Silene – Campion
Caryophyllaceae
Campions of the genus Silene are annual, biennial, or perennial herbs, which are hairless to softly short-hairy and usually glandular on the surface. The leaves are opposite or whorled, stalkless or stalked (often joined around the stem) and entire. The flowers are arranged few to many in open to narrowed or very much-reduced clusters, sometimes in 1-sided elongated clusters due to the suppression of one branch at each node. They have both stamens and pistils or are either male or female, often showy, the shape regular to slightly irregular, with parts attached on the receptacle below the ovary.
The calyx sepals are united, 5-lobed, trumpet-shaped to bell-shaped, often umbilicate (i.e. flattened from above and indented at the point of attachment to the individual flower stalk). They often have 10 or more nerves and are often inflated in fruit. The petals are white to pink, red, or purple, narrow-stalked at the base and usually abruptly flared at the top, and with a well-demarked, entire to several-lobed blade, the edges of the narrowed petal stalk often prolonged upward past the base of the blade to form short basal lobes. The area of juncture of the narrowed petal stalk and blade usually has 2, rarely 4-6, trumpet-shaped or pillowlike upward projecting appendages, but these are sometimes reduced to mere callosities, or are very occasionally absent. There are 10 stamens, which are fused with the petals at the base of the ovary and closely surrounding the (short to prominent) stalk of the ovary (the extension of the floral axis). The styles are usually 3, but not uncommonly 4 and occasionally even 5. The ovary is 1-celled or more or less completely 3-, rarely 4-5-celled. The fruit is a capsule which splits open by usually 6 teeth. The seeds are numerous, with the surface wrinkled to roughened with very small bumps or covered with warty bumps.
The genus consists of over 400 species worldwide, mostly of the N. Temperate Zone, especially abundant in Eurasia. Several are commonly cultivated as annual or perennial border or rock garden plants.
Guide to Identify Presented Species of Genus Silene
CALYX HAIRY OR GLANDULAR. PLANTS OF NATIVE HABITATS
S. latifolia – White Campion
Hairy plant, 30-110 cm tall with male or female flowers on separate plants. Flowers are white, large, with deeply divided, curled petals.

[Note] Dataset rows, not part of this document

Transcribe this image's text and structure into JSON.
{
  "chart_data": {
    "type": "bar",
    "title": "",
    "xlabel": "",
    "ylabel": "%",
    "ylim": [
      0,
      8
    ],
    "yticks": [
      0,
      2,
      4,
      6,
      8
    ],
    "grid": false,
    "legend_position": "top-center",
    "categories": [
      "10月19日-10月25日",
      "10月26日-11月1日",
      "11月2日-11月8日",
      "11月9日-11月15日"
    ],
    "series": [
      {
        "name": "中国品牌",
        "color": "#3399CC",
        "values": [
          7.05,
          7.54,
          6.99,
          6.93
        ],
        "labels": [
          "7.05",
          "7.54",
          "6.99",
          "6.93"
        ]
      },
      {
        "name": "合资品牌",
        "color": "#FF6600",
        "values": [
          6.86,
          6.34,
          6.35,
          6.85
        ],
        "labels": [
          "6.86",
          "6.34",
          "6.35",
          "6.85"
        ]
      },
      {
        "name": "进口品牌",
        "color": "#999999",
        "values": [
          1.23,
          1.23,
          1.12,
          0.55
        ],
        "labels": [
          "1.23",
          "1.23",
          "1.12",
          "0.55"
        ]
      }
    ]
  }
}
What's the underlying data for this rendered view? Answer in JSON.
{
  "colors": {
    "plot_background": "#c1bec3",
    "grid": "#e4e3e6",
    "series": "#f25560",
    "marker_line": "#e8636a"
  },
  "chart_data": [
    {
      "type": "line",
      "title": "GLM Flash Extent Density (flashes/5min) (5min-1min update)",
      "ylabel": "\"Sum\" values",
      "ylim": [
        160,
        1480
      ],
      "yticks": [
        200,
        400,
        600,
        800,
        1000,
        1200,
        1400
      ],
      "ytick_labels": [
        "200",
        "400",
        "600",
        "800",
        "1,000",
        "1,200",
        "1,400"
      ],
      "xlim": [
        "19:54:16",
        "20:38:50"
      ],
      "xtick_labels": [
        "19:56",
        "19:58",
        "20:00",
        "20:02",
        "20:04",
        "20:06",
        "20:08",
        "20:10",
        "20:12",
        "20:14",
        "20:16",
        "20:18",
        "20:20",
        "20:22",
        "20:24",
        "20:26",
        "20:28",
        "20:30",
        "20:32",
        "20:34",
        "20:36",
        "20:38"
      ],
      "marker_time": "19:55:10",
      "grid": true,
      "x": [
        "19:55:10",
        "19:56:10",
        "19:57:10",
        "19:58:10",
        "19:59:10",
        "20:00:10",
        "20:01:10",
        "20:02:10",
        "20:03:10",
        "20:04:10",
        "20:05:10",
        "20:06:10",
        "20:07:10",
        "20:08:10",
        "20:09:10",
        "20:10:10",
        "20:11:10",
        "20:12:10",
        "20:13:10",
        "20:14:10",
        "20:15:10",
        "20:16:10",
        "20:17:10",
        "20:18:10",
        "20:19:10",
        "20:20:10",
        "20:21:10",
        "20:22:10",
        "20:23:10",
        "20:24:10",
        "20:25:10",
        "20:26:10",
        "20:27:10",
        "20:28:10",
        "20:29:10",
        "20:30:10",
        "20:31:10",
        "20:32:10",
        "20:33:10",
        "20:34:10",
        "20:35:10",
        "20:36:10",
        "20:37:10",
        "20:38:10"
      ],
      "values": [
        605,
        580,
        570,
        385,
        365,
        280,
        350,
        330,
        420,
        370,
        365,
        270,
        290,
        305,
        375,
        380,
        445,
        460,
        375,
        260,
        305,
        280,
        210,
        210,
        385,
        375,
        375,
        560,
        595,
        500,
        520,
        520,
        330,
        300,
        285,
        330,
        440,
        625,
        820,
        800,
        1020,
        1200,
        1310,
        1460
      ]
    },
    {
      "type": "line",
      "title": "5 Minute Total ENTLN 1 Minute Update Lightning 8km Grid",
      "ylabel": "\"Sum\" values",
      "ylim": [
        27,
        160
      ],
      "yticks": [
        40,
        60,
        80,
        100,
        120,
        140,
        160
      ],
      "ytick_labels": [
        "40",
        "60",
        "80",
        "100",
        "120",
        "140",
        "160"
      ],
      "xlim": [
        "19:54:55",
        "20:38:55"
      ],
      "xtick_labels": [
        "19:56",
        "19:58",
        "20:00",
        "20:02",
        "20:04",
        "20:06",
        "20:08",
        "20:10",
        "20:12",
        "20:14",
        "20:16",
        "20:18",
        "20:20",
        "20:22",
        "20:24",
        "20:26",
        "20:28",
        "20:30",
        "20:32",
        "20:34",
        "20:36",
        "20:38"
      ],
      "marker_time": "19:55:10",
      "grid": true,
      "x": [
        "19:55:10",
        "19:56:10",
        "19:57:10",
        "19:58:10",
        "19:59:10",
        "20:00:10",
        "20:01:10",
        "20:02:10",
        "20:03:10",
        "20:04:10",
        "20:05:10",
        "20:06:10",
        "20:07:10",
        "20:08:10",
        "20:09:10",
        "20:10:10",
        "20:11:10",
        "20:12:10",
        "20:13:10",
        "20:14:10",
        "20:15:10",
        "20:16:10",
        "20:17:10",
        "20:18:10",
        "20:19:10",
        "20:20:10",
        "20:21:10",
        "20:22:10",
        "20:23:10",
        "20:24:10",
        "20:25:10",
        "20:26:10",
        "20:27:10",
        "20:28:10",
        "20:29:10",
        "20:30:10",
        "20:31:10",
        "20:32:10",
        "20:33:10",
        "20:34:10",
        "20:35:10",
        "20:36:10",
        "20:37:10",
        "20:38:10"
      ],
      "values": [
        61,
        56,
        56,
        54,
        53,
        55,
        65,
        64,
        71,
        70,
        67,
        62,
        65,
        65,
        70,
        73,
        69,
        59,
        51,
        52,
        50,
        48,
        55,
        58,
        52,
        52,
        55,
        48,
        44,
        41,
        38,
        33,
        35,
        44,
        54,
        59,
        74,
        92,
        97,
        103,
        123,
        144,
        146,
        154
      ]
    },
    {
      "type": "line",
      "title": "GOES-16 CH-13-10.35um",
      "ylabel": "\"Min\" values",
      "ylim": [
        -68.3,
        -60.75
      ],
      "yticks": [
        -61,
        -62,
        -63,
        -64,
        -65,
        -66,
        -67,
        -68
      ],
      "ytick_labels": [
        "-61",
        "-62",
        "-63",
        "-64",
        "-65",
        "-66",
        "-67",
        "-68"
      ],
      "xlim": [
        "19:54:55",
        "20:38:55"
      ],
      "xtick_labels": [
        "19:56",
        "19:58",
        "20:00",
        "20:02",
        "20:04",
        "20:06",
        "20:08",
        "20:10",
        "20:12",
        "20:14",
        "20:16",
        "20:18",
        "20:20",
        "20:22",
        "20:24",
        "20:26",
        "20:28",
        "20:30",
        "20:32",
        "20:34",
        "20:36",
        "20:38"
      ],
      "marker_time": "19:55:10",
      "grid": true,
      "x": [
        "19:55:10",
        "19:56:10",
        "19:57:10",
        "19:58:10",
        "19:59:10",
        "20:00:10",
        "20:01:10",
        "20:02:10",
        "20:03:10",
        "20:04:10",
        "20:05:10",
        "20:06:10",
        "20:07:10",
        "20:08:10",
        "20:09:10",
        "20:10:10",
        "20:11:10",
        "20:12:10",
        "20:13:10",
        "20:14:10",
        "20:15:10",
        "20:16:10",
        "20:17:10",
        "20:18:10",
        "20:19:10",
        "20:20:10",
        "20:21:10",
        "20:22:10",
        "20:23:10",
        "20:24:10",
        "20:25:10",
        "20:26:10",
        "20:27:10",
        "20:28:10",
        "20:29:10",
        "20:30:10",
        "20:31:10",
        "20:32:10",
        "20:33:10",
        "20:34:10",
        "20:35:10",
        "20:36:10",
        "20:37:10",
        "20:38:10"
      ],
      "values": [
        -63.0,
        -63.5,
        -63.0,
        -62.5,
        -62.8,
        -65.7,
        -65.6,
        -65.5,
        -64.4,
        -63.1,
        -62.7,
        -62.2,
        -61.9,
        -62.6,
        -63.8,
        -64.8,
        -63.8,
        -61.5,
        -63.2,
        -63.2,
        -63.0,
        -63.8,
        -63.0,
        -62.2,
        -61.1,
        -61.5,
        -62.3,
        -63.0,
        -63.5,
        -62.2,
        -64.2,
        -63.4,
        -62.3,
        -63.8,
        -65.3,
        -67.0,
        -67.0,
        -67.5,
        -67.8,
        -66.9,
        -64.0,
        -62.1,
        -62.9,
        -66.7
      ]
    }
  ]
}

Leaves opposite, lance-shaped, hairy, up to 10 cm long and 2 cm broad.
LOW, ALPINE PLANT WITH PURPLE FLOWERS
S. acaulis – Moss Campion
Low, alpine plant, about 3-6 cm tall, often forming compact cushions. Flowers pink to pale purple, with petals slightly notched, solitary on stems. Leaves mainly basal, linear, stiff, 4-10 mm long, 0.8-1.5 mm broad, hairless.